S&P warned that the UK’s ratio of debt to GDP could be about to double to 100% and stay there – and they might be right. On the other hand, these are the same people who brought you triple-A rated collateralised debt obligations, rock-solid Icelandic banks – and failed to predict any of the financial crises of the past 20 years. Ratings agencies always accentuate the book and exaggerate the bust, and this latest offering is typical of their output: a risible piece of guesswork.
That said, it’s not too hard to spot the gigantic hole in the UK’s public finances, and it doesn’t help that the Bank of England’s quantitative easing strategy has meant that it’s busy buying back the Government’s own debt from lenders – underpinning and distorting the price of gilts. Ernest Saunders went to prison for doing something similar.

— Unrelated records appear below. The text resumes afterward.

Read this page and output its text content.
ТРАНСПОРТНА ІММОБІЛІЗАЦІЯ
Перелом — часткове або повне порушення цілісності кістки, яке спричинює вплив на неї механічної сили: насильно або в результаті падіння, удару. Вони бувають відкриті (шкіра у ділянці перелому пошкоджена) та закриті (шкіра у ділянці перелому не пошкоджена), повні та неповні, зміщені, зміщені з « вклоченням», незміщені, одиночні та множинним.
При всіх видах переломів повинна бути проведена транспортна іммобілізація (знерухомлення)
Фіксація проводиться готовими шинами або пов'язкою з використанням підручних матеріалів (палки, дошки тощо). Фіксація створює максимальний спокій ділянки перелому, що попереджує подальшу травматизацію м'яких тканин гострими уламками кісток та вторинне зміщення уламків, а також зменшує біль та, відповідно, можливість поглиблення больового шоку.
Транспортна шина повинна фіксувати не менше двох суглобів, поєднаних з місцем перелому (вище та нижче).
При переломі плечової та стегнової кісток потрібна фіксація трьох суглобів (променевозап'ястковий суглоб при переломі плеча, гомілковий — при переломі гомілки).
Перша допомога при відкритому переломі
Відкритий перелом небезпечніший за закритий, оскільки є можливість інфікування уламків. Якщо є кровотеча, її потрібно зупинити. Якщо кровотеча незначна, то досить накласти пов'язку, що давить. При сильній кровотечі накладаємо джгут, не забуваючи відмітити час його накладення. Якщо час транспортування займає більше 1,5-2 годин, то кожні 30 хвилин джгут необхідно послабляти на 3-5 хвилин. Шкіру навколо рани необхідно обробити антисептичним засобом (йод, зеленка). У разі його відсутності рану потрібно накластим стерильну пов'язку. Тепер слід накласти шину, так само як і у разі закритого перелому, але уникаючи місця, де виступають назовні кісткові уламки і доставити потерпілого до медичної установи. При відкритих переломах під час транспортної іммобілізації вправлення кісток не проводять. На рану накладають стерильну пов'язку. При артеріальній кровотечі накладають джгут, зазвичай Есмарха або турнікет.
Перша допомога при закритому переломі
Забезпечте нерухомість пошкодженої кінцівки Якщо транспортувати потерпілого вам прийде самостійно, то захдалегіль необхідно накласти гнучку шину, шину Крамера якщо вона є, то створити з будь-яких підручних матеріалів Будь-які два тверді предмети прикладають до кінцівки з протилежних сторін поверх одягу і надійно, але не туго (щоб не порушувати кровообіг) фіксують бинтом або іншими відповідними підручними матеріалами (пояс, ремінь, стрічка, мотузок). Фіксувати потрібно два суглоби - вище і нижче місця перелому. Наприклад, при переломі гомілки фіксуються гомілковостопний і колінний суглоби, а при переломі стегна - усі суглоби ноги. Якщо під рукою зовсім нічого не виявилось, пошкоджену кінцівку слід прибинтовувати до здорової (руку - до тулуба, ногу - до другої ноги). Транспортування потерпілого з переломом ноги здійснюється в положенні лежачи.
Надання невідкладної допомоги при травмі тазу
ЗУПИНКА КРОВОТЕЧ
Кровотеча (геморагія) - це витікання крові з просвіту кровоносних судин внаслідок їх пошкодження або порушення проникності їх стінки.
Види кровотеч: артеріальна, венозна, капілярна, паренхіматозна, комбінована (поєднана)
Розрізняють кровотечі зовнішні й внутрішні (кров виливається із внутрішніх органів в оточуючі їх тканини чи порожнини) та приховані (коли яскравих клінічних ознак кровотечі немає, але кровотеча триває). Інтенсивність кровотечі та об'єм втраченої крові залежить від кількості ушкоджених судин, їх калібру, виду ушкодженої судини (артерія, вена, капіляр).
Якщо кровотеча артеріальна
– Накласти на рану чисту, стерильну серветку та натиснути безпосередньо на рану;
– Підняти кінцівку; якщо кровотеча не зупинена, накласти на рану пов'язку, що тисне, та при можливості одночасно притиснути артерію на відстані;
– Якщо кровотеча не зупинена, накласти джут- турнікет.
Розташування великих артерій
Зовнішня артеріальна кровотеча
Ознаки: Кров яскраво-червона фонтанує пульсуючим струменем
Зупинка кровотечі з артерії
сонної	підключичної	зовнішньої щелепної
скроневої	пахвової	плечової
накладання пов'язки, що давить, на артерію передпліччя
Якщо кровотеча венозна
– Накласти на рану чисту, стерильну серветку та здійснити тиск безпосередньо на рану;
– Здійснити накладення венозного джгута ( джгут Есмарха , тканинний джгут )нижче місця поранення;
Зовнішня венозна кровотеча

S&P aren’t saying anything that hasn’t been well documented by any number of other worthy bodies – including the IMF. The S&P downgrade matters, because if we lose our AAA rating, our problems will be much worse. Foreign investors buy two-fifths of our government debt, and many of them are only allowed to hold paper with a pristine rating. That’s scary.
Given the current political disarray, it was no surprise that the Treasury couldn’t come up with a convincing response to S&P. They need to – and fast. When it comes to getting people to lend money, Britain has historically relied on two factors: its strong and stable governance, combined with a history of paying our debts back. There is no fundamental reason why that can’t continue. Even the chasmal fiscal deficit of 12.4% projected for 2009-10 is affordable as a one-off, but only if investors are told how the Government is going to pay them back eventually.
Instead, Britain is suffering from a credibility gap. With the expenses scandal and uncertainty over the state of the election causing political paralysis, and neither party remotely clear about their future tax and spending plans, the UK looks financially exposed and politically weak, and that’s perfect ground for ratings agencies to wreak their usual havoc.